After a few days of marathon listens (including the five hour ride to and from Amman) I finally managed to finish listening to the 43 hours and 3 minutes of Shantaram. Its a good listen. A well read and engrossing story. Towards the end I started disliking the main guy. His constant soul searching drove me nuts. Still the reader does an amazing job with all the voices and accents. I am very happy to be done. Its the same sort of feeling I get when I get to the end of a guitar. After so much work, I cannot stand to see the damn thing any more.
Now I am listening to The Tipping Point by Malcolm Gladwell. I read his book Blink a few years back (in paper form) and found it fascinating. A tipping point is the level at which the momentum for change becomes unstoppable. He claims that ideas, products and messages behave like viruses. There is a point where critical mass is reached and as in any epidemic, there is no going back. Its great to be listening to some non fiction again. And Gladwell's three rules of epidemics, The Law of the Few, The Stickiness Factor and The Power of Context, is plenty food for thought. Read the book if you want more.

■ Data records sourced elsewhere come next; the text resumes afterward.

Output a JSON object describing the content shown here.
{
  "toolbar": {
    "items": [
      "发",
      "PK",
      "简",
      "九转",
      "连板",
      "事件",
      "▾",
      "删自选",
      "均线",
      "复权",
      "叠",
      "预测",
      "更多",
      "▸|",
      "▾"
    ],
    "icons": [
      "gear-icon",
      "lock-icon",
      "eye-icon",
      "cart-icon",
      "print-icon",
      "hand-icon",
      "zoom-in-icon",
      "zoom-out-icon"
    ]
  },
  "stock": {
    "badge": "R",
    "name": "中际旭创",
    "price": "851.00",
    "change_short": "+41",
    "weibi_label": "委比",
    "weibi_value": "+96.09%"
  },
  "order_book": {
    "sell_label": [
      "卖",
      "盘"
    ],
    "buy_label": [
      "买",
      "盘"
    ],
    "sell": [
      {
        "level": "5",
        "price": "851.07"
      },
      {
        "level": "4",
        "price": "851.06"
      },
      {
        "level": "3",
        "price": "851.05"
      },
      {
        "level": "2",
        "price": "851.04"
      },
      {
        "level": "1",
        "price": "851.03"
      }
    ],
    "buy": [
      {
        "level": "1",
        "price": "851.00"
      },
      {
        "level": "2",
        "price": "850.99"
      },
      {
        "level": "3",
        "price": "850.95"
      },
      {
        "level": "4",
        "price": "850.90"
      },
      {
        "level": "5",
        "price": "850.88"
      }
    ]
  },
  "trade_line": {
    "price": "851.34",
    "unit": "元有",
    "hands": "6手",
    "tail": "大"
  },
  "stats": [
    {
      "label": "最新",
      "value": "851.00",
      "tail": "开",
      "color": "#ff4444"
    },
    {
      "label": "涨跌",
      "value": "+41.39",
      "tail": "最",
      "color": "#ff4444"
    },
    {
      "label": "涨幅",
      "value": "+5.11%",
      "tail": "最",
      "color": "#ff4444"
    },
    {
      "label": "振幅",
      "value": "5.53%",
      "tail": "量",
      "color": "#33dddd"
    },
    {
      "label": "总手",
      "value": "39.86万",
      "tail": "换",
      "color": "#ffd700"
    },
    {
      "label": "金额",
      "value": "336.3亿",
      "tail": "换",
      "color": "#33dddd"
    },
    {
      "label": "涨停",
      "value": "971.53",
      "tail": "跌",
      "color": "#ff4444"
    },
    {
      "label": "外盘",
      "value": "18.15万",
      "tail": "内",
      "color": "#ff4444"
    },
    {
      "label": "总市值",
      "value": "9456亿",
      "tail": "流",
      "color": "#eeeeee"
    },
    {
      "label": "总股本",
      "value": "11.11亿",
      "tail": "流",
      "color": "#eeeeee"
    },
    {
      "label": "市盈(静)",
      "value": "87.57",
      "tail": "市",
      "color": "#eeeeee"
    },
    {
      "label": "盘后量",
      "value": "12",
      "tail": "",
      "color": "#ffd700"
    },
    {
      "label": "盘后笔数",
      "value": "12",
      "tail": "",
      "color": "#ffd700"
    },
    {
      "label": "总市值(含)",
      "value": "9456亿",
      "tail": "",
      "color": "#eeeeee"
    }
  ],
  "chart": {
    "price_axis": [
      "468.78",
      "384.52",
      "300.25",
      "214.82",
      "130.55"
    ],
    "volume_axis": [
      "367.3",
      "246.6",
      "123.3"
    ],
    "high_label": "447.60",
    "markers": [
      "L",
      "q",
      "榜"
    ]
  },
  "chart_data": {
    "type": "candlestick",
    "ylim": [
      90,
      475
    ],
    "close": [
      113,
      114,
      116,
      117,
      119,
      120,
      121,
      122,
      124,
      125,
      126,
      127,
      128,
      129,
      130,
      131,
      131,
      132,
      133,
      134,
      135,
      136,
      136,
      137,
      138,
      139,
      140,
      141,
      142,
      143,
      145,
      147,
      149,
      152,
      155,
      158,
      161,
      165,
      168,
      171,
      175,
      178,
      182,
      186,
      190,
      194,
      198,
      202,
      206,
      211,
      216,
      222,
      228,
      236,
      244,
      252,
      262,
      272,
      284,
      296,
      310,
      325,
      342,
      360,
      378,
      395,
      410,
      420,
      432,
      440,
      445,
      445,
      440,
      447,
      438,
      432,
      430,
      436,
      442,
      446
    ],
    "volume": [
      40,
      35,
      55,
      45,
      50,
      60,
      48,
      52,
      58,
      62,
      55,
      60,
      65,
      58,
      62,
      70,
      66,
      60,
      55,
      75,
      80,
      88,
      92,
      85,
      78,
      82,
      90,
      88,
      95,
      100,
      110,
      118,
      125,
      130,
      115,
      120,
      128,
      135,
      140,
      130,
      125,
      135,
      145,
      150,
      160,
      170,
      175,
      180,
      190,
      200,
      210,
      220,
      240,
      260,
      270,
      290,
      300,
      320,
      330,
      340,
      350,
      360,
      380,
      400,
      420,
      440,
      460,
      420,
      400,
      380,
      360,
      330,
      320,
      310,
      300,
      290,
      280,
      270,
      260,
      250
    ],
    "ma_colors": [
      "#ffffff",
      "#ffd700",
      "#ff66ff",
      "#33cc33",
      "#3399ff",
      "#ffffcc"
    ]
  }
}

I think I will avoid fiction for a while, Shantaram was absolutely exhausting. I had to fight a Cholera outbreak in a slum. Spend four months in an Indian jail with the dude. Then nearly freeze to death fighting in Afghanistan. I think I am just way too impressionable for fiction. Give me facts, just the facts.
Water works
22 hours ago
1 comment:
I LOVED "Shantaram", but remember having exactly the same feeling at the end. In fact, I thought he should have ended the book much sooner and perhaps written a sequel. However, the narrator was magnificent!